The U.S. Food and Drug Administration (FDA) has set an allowable daily limit of NDMA at 96 ng (nanograms) per day. Yet recent tests of samples of Zantac and ranitidine have shown higher levels than that.

Online Pharmacy Finds NDMA in Zantac

Online pharmacy Valisure was the first to discover NDMA in lots of Zantac tested and informed the FDA of its findings in June 2019. The company then submitted a citizen’s petition to the FDA in September 2019, urging the administration to recall all types of ranitidine from the market.

Valisure used results from its own testing and other scientific studies to assert that NDMA was not the result of a manufacturing error or contamination, but rather was produced by Zantac during the normal digestive process. Petition authors David Light (CEO Valisure) and Kaury Kucera (Chief Scientific Officer) wrote in the petition that the ranitidine molecule was unstable, and contained both a nitrite (N) and a dimethylamine (DMA)—known to combine to form NDMA.

The plaintiff argues that Zantac manufacturers were aware early on that the drug could expose users to NDMA. She points to a study published in 1981 in which researchers found that ranitidine, when exposed to gastric fluid in combination with nitrites, showed toxic and mutagenic (cancer-causing) effects.

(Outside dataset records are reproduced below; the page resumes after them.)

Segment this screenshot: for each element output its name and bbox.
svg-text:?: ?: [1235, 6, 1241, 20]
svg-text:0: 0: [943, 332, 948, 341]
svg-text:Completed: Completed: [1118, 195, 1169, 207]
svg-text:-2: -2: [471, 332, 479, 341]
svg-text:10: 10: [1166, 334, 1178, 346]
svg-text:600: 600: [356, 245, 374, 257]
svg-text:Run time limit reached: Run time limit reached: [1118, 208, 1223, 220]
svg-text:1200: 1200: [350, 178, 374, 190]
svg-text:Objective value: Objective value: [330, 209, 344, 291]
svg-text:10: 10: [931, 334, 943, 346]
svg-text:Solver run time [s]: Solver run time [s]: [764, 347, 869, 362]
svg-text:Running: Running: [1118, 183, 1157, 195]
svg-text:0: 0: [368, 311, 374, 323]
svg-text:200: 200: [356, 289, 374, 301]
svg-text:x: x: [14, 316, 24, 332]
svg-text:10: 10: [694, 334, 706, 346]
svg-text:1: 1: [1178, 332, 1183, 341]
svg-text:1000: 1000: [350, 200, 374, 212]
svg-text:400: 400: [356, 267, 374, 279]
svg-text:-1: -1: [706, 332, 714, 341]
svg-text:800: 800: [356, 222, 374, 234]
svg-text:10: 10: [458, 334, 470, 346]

GlaxoSmith Kline (GSK), which was producing Zantac at the time, was fully aware of the issue, as its own group of researchers published an article in The Lancet in 1981 entitled “The Safety of Ranitidine.” In it, the scientists noted they were concerned as to whether or not a mutagenic N-nitroso derivative of ranitidine could be formed in the stomach, but GSK later dismissed the concern as unlikely to occur in humans in the real world.

Following Valisure’s findings and the subsequent FDA warning concerning Zantac and ranitidine, several companies—including current Zantac manufacturer Sanofi—recalled Zantac and ranitidine from the market.